I remember standing front-to-front, ear-to-ear, with my left arm around her and my right hand cupping the back of her head, trying to enfold her as much as possible, while Laura stood behind Theresa with her arms wrapped around us both. I think ecstatic dancing is great practice in going all-out, because Theresa is one powerful crier. She blasted electric incandescent tidal waves of grief right through me. I heard Laura crying. I didn’t feel like I was crying, but I noticed tears streaming down my cheeks. Upon thinking about it later, I concluded that I wasn’t “crying” in the usual sense (from energy coming from within), but “being cried” by Theresa’s energy flowing through me. Surely this is what empathy is all about. I was an open channel for Theresa’s crying energy, being pressed right up against her and all, so it was only natural that her crying energy would make me cry as it passed through me.

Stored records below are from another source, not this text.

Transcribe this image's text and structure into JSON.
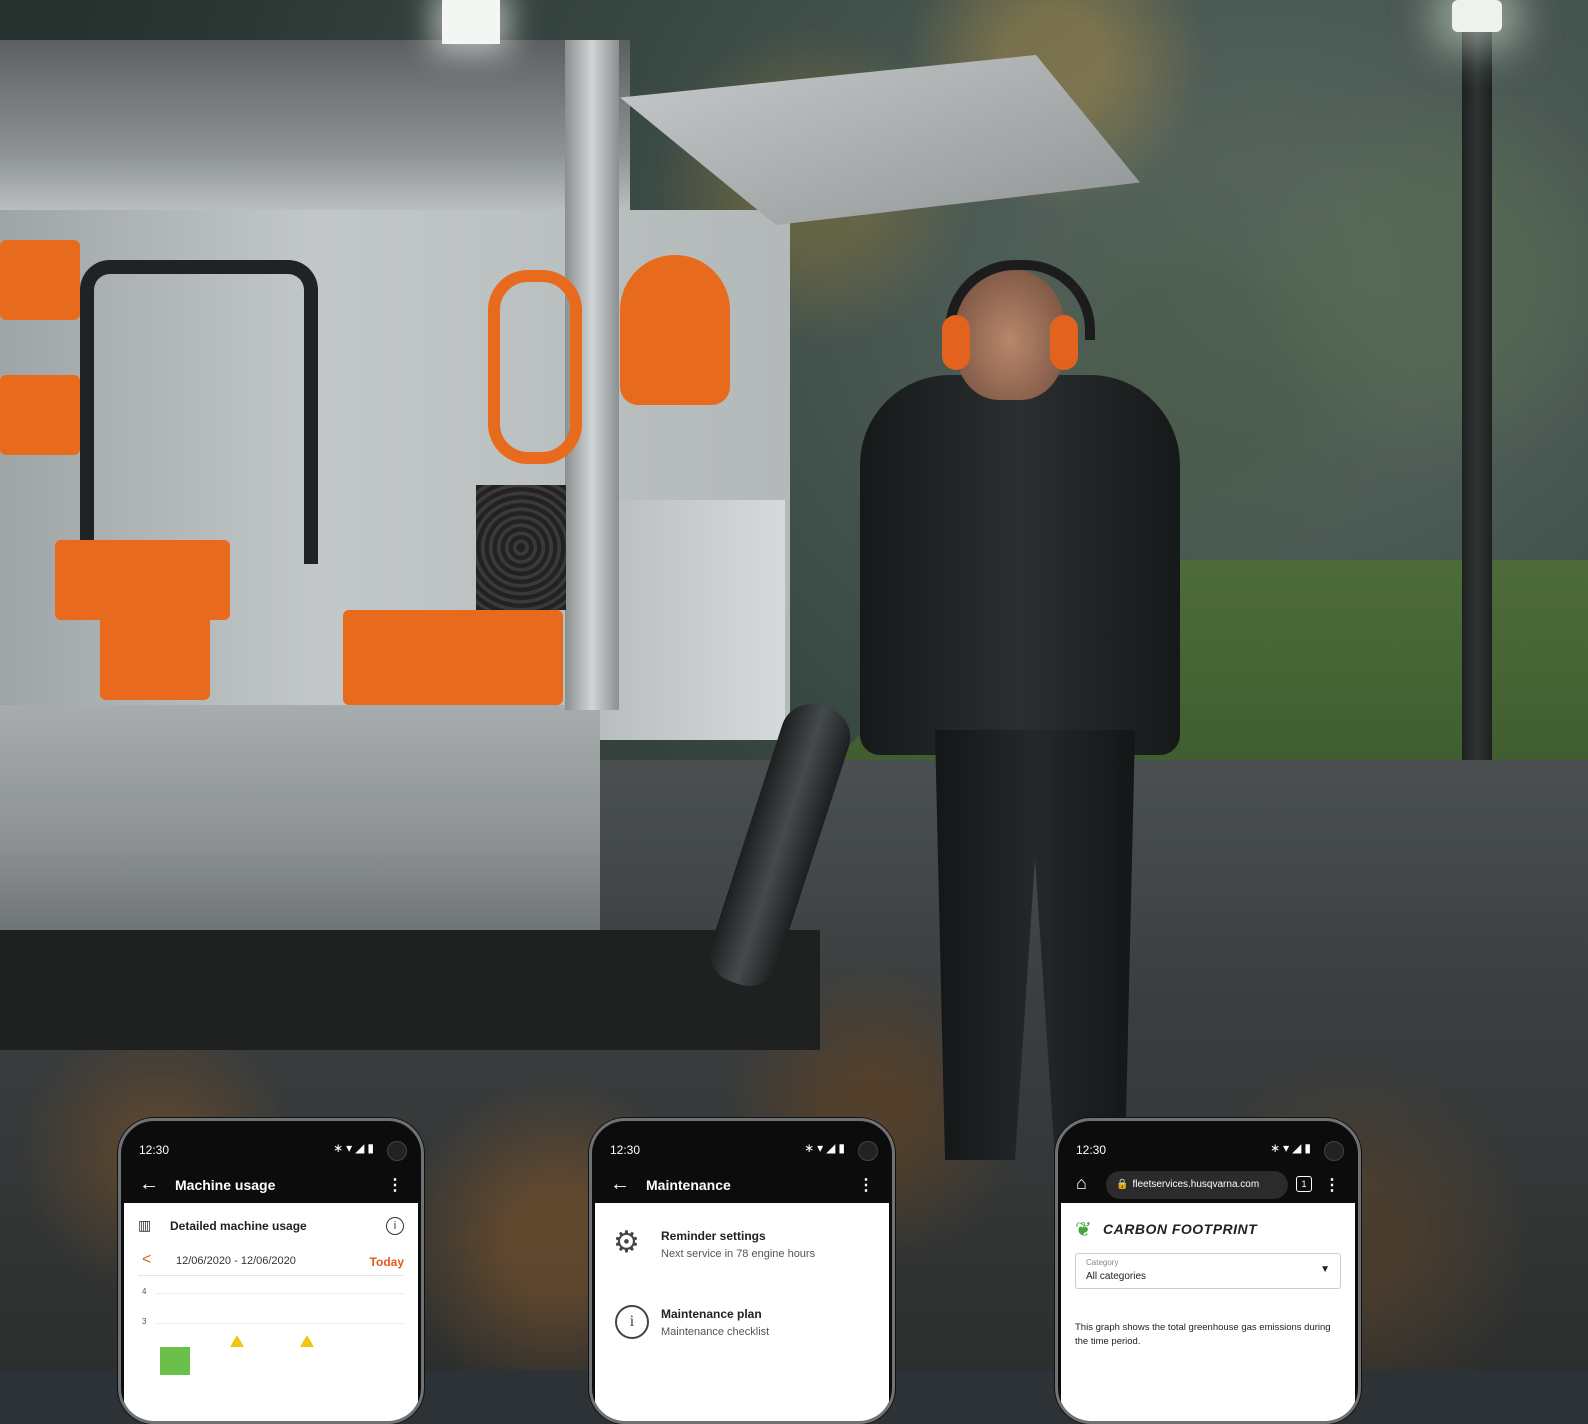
{
  "phones": [
    {
      "status": {
        "time": "12:30",
        "icons": "∗▾◢▮"
      },
      "appbar": {
        "back": "←",
        "title": "Machine usage",
        "more": "⋮"
      },
      "card": {
        "icon": "bar-chart-icon",
        "title": "Detailed machine usage",
        "info": "i",
        "prev": "<",
        "range": "12/06/2020 - 12/06/2020",
        "today": "Today"
      },
      "chart_ticks": [
        "4",
        "3"
      ],
      "colors": {
        "accent": "#e15a1f",
        "bar": "#6bc04b",
        "marker": "#f2c418"
      }
    },
    {
      "status": {
        "time": "12:30",
        "icons": "∗▾◢▮"
      },
      "appbar": {
        "back": "←",
        "title": "Maintenance",
        "more": "⋮"
      },
      "items": [
        {
          "icon": "gear-icon",
          "title": "Reminder settings",
          "subtitle": "Next service in 78 engine hours"
        },
        {
          "icon": "info-icon",
          "title": "Maintenance plan",
          "subtitle": "Maintenance checklist"
        }
      ]
    },
    {
      "status": {
        "time": "12:30",
        "icons": "∗▾◢▮"
      },
      "browser": {
        "home": "⌂",
        "url": "fleetservices.husqvarna.com",
        "tabs": "1",
        "more": "⋮"
      },
      "carbon": {
        "icon": "leaf-icon",
        "title": "CARBON FOOTPRINT",
        "select_label": "Category",
        "select_value": "All categories",
        "description": "This graph shows the total greenhouse gas emissions during the time period."
      }
    }
  ]
}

We stood like this for perhaps 20 minutes, until Theresa’s crying subsided and Laura moved around so that we were standing in a triangle, arms around each other, facing each other, heads pressed together. Nobody wanted to stop. We were sharing a deep communion.

All this started at noon, when Laura’s cell phone timer is set to play music (one of her “spiritual reminders”), and it activated automatically every five minutes because she couldn’t get to it in her pocket to turn it off. So every five minutes we had a little burst of “angel music.”

We were quite thoroughly bonded by this time, any internal resistance having been thoroughly blasted by the powerful surge of crying energy we had all experienced. We shared an extended interval of great tenderness. We talked from time to time; I remember us talking about being triplets sharing the same womb, which seemed like a delightfully accurate concept. Then Theresa started OMing so we OMed along with her... sometimes in harmony, sometimes not. This went on for quite a while. But we spent most of the time just being silent together, sharing the closeness.

Eventually our muscles started to complain about standing in one position for so long, but we didn’t want to stop. But like all things, the moment passed in due time. Laura was finally able to turn off the cell phone alarm, and it turned out that our grief event had lasted for over an hour. Then we stretched, climbed down the ladder, and entered our next moment.